Welsh women win award for achievements in social enterprise
Victoria Burrows, Sandy Ackers, Annie Donavan and Alison Hill have won the prestigious Network She Women in Education Award 2014. They are among the first students to complete a Masters in Social Enterprise while excelling at their demanding jobs.
Mark Richardson, Director of Social Enterprise at the University's Business School commented:
“Two years ago Bangor University launched Wales’ first Masters in Social Enterprise, and already it is empowering a new generation of Social Entrepreneurs. Our first cohort of students are now graduating, using their new-found knowledge and confidence to transform Wales for the better. This award for Victoria, Sandy, Annie and Alison is testament to their enormous hard work and commitment, and we look forward to witnessing the tremendous impact they will all have on Wales”
Victoria Burrows has spent the last two years juggling studying with her full time job as Deputy Manager for DangerPoint, a safety education charity based in Talacre, Flintshire.
Just being selected for the Masters was a challenge with almost 10 applicants for every place, and Victoria was thrilled to be part of the programme.
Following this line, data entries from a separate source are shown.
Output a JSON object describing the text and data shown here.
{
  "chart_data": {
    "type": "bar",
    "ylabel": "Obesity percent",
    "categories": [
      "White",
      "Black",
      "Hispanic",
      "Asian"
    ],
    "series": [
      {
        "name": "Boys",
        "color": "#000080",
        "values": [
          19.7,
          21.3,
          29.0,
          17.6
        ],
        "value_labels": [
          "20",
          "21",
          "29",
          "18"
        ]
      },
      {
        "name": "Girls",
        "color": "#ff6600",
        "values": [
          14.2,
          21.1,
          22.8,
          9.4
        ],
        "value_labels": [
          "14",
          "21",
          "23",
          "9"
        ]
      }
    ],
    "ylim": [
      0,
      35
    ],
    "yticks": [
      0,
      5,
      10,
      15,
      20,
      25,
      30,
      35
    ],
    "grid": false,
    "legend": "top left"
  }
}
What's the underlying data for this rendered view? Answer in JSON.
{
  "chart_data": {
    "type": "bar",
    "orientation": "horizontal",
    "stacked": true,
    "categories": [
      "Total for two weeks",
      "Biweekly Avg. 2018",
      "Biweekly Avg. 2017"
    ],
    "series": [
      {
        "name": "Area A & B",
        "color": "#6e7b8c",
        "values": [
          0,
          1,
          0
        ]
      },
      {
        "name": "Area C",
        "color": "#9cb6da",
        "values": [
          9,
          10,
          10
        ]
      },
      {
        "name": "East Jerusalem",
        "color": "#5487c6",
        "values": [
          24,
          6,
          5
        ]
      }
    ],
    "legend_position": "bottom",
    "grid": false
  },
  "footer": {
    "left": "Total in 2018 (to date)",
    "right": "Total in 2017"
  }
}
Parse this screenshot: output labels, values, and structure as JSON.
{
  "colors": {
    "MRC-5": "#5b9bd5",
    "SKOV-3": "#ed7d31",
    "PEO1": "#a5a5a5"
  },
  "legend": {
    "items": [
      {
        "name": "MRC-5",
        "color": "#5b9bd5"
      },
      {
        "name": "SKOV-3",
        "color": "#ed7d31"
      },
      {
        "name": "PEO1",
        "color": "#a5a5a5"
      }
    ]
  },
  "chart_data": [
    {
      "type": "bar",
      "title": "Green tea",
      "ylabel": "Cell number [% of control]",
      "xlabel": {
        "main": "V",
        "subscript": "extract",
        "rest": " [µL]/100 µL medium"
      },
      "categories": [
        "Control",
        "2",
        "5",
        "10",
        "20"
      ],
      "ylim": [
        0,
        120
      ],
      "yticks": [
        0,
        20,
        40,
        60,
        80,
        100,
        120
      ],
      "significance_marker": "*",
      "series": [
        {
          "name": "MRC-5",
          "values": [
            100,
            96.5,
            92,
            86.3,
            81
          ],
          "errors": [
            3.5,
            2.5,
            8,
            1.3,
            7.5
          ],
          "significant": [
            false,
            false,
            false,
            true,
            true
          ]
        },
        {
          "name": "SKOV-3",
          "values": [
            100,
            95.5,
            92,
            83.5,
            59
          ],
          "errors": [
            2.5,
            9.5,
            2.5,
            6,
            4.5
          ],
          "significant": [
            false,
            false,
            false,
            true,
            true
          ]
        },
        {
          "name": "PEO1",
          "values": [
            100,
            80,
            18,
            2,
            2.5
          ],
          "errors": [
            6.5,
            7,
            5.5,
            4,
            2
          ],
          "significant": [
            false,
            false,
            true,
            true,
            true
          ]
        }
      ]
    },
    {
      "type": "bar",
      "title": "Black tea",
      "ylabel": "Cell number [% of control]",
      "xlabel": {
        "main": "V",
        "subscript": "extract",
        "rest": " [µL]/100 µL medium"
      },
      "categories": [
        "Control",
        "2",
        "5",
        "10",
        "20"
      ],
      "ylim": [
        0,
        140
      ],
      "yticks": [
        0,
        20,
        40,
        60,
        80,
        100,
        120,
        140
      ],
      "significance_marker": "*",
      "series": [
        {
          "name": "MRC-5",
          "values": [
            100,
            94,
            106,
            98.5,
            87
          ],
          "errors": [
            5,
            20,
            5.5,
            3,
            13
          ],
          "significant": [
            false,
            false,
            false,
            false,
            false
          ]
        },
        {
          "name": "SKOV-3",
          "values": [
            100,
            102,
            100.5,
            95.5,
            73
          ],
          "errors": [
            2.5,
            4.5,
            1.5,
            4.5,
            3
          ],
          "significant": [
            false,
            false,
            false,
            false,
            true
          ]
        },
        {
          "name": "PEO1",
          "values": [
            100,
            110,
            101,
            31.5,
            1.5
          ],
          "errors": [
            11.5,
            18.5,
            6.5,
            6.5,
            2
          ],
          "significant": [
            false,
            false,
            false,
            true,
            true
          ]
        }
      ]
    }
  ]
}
It was an opportunity to invest in personal development and to learn from the Social Enterprise Sector in the UK and Ireland.
Social enterprises tackle many of the toughest problems in Wales like unemployment, mental health and drug and alcohol abuse. And they do this while trading like a regular business to become sustainable, long-term solutions.
The highlight during the last two years for Victoria has been learning from other social enterprises, and about their role in society and the impact they have on their community.
As a result of the hard work over the last two years, Victoria has decided to conduct freelance work with other charities and social enterprises to develop their funding and business strategies.
“The course has given me time to look at my future and the confidence to take steps to achieve my goals.
My tips or advice to other social enterprises would be to have an individual or individuals with and entrepreneurial flair on your board of directors or trustees. Never be afraid to operate commercially or make a profit – Social enterprises are not nonprofit organisations; they should compete with the private sector and be able to charge commercial rates for their services.”
The MSc was funded by Interreg and delivered in partnership between Bangor University and DCU Ryan Academy in Dublin. It is part of a wider project which provides high level training for social enterprises in targeted areas of Wales and Ireland.